Documentary
Documentary scores
Scores for documentary film — where the music holds the human weight of a true story without ever overplaying it.
Documentary asks a different kind of restraint from a composer: the people on screen are real, the stakes are theirs, and the score’s job is to carry feeling without ever reaching past the testimony. These films run from orchestral spectacle to the quietest kind of grief.
Damien Puckler · 2007
Dodging Bullets
A documentary of near-misses — the accidents, illnesses, and disasters that came within a breath of a life and then, somehow, didn’t.

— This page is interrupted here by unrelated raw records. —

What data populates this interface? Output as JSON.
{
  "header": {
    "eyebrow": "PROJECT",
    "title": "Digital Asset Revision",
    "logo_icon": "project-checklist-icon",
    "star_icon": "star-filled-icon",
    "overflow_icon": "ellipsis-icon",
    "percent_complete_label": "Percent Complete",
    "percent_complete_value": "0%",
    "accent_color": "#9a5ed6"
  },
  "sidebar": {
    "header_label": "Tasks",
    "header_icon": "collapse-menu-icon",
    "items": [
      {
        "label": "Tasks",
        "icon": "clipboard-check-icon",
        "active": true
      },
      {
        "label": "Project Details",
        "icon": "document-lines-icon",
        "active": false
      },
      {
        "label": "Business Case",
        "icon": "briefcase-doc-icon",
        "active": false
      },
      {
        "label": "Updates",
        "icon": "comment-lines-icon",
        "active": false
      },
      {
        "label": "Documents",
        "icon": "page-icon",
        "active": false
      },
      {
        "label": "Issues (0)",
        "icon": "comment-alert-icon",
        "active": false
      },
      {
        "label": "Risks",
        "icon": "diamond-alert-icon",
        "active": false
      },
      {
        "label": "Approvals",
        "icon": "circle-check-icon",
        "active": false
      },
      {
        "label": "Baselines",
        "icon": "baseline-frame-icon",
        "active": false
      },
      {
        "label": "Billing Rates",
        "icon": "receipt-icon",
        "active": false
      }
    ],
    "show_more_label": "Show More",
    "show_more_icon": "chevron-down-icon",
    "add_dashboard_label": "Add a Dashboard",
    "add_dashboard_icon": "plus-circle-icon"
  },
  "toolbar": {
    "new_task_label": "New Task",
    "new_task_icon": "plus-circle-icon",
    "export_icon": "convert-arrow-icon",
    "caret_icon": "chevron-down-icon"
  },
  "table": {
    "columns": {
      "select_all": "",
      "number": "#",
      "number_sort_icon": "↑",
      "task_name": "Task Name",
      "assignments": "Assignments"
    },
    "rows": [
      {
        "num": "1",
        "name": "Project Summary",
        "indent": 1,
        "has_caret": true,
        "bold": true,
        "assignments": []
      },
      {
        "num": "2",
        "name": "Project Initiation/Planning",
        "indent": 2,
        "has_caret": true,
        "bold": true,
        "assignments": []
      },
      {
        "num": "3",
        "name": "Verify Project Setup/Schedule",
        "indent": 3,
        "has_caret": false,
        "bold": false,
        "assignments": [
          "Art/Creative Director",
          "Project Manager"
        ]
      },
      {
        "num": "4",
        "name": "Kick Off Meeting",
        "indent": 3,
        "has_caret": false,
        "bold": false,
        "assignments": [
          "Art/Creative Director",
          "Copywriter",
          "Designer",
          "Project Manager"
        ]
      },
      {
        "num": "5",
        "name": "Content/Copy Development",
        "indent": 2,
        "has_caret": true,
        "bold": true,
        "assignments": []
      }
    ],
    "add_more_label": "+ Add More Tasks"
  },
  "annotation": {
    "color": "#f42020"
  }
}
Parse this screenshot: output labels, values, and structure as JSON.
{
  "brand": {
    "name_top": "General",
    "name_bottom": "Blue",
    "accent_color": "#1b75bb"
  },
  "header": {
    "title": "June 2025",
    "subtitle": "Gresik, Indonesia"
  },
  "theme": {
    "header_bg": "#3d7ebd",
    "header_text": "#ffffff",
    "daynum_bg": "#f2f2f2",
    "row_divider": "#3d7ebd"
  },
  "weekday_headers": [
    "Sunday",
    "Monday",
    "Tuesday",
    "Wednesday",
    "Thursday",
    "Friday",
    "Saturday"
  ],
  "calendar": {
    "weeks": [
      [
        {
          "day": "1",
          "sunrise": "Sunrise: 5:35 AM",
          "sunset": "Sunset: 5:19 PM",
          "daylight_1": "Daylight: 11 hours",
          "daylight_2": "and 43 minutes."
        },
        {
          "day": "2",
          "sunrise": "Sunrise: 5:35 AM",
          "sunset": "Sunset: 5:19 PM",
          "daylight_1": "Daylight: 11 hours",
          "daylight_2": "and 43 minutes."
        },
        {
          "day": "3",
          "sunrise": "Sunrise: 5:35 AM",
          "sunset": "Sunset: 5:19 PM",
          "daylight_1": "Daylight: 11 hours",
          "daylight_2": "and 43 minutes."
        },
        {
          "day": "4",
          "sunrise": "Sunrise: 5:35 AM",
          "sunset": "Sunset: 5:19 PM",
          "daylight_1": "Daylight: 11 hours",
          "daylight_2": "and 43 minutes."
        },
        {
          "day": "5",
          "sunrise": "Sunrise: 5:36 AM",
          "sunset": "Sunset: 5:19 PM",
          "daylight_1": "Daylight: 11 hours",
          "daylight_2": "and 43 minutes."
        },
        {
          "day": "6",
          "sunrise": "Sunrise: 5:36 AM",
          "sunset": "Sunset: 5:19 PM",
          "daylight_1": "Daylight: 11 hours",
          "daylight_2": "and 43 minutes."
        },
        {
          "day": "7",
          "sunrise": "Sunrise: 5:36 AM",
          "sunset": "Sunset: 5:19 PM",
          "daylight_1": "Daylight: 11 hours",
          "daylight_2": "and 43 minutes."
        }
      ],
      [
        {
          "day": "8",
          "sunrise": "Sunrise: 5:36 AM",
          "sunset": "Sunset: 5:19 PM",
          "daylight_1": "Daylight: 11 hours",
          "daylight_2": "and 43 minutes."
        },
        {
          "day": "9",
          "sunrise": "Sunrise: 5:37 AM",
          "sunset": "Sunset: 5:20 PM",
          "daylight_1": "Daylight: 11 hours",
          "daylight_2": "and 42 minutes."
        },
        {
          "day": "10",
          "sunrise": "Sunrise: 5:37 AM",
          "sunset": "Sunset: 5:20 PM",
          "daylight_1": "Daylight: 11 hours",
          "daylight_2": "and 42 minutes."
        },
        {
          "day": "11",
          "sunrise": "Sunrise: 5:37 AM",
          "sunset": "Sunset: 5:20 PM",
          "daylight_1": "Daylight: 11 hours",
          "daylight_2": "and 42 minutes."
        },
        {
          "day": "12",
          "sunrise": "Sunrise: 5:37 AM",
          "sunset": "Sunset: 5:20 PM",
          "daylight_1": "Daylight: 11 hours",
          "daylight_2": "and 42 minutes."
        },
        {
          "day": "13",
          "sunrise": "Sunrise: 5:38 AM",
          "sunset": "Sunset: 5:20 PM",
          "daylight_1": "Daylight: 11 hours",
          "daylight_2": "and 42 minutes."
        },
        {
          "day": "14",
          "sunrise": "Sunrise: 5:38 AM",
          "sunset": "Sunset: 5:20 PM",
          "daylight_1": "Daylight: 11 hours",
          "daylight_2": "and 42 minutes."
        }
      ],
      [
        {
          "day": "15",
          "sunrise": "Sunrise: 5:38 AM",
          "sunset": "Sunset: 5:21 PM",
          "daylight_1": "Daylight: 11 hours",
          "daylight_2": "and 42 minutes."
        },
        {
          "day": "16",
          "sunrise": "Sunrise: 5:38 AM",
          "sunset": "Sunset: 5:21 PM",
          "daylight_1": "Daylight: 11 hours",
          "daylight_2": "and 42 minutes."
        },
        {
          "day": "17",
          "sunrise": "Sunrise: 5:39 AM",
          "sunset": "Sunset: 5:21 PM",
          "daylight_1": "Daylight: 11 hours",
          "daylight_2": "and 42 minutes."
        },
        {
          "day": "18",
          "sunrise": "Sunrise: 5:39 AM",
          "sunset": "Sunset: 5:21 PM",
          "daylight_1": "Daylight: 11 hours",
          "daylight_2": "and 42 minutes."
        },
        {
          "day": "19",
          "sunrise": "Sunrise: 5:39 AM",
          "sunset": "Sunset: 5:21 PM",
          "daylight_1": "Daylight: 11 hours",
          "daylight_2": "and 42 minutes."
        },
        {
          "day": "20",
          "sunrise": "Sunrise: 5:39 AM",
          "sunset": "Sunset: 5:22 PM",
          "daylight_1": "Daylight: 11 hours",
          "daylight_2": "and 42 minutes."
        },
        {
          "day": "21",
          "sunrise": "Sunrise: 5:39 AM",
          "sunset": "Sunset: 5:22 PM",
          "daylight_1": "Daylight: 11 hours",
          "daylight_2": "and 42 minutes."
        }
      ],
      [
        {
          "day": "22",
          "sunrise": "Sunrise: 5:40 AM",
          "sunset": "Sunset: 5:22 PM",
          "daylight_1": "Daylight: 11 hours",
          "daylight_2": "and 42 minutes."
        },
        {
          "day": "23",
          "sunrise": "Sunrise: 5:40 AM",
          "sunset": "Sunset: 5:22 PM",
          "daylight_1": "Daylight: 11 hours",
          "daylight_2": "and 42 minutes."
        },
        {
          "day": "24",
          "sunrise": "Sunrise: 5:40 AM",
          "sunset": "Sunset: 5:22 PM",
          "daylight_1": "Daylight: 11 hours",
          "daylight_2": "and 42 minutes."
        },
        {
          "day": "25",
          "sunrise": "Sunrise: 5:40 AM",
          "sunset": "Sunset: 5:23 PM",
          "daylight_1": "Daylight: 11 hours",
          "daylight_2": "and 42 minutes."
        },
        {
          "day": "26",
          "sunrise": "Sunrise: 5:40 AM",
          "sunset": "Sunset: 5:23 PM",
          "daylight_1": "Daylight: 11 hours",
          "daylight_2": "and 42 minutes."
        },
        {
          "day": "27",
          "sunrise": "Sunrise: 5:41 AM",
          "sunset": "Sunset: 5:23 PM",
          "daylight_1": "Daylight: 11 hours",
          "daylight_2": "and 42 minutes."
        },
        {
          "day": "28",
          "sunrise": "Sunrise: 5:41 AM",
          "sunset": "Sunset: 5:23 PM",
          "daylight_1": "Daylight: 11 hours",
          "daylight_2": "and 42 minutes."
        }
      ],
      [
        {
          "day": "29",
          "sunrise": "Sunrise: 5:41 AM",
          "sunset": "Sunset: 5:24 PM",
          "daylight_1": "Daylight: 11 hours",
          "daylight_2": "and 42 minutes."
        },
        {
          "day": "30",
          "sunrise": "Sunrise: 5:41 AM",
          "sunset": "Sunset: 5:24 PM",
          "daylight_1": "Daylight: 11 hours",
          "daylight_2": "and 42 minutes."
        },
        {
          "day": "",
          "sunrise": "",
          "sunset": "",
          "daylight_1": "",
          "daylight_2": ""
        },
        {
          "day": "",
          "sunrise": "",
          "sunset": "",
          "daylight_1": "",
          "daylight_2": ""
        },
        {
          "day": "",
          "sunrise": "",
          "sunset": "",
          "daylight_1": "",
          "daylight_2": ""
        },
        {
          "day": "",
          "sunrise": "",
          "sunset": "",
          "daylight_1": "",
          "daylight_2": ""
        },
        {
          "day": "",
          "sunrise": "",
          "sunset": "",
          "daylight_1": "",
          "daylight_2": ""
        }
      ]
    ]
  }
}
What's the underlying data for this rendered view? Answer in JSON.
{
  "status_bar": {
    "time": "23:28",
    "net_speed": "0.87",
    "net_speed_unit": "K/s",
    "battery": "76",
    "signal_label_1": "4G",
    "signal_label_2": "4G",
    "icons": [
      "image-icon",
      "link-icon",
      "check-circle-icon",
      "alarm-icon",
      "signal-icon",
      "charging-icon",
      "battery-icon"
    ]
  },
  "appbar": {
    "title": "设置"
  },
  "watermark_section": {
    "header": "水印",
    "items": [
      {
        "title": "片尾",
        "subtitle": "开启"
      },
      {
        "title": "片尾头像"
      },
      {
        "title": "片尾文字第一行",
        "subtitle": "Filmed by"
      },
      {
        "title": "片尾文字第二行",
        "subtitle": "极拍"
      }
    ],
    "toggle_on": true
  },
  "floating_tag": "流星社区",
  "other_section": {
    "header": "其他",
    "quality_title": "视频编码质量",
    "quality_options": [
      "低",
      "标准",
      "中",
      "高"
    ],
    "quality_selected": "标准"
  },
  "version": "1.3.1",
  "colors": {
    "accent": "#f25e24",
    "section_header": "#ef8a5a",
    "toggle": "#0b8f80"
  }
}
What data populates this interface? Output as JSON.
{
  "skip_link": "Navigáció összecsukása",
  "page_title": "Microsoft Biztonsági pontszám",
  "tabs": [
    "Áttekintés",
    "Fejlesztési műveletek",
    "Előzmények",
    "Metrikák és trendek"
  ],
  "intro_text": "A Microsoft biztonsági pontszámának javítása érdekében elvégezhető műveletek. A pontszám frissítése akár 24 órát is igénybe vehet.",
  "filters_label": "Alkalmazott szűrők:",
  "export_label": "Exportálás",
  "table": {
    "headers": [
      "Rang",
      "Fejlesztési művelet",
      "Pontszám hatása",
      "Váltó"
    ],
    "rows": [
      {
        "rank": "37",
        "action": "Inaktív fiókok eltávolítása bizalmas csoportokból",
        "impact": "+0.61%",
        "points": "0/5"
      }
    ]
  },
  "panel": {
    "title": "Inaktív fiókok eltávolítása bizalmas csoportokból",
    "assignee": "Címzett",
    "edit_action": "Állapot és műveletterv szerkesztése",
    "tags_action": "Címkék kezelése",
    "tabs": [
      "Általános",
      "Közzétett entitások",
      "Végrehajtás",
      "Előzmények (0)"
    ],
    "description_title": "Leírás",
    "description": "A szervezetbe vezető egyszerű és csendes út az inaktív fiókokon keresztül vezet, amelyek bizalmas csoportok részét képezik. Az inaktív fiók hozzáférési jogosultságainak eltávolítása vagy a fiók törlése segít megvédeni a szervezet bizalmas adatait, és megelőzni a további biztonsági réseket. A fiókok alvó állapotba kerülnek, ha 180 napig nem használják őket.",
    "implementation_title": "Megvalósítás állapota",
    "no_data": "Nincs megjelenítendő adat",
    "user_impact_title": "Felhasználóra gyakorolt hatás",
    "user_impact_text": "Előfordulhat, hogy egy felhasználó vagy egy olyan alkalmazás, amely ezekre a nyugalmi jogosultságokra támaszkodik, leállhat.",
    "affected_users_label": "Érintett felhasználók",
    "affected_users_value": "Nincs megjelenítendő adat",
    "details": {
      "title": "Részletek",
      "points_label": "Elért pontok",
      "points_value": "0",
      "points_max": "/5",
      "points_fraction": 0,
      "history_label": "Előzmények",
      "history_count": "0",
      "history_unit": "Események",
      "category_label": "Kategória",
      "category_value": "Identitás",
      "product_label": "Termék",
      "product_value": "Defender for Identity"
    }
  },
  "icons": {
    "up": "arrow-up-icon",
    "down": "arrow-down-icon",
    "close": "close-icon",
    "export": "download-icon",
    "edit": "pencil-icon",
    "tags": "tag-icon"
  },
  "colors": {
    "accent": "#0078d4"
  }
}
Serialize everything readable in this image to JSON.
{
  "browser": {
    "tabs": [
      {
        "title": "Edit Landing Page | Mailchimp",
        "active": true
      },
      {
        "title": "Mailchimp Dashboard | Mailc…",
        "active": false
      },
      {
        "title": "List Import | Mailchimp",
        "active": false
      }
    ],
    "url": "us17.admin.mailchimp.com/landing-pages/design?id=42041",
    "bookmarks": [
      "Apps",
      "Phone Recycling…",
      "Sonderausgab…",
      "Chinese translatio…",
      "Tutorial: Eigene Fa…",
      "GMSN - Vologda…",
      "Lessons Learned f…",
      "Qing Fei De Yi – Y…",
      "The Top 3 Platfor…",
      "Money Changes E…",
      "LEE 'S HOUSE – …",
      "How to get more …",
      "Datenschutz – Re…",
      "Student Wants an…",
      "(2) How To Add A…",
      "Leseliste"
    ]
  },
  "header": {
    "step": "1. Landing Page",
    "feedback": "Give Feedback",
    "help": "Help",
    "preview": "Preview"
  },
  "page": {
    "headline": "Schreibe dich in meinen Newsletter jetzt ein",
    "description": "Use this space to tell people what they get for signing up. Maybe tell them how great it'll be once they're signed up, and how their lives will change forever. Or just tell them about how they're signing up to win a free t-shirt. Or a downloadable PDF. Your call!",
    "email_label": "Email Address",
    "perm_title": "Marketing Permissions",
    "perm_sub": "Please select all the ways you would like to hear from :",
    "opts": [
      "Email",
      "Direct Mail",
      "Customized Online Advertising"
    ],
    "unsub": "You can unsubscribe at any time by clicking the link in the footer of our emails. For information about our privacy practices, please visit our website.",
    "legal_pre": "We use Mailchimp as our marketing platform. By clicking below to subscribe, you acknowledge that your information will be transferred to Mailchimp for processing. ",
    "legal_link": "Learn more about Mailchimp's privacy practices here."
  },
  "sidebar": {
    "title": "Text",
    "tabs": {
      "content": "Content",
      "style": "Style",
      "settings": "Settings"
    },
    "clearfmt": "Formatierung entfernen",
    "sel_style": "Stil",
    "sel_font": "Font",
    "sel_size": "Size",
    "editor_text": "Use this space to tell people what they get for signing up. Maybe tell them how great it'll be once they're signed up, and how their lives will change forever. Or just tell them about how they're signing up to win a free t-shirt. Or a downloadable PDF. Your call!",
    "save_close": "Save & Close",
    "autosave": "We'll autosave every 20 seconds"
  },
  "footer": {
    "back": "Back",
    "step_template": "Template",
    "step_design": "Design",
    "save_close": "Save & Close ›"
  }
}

I scored it to hold the line between dread and reprieve, keeping the music restrained and human rather than reaching for action-film menace, so the weight stays with the people telling their stories.

Kris Koenig · 2011
Tears of My Mother (Lágrimas de mi Madre)
A talking-head documentary on gang violence in Northern California, told through the mothers and families left in the aftermath. The subject is grief, not spectacle, and the score stays with it — spare, unhurried, and careful never to sentimentalise testimony that speaks for itself.

PBS · London Symphony Orchestra · 2009
400 Years of the Telescope
A PBS science special marking four centuries of the telescope, scored for the London Symphony Orchestra and recorded at Abbey Road. It remains one of the projects I’m proudest of — there’s a fuller account, with session photographs, on its own page.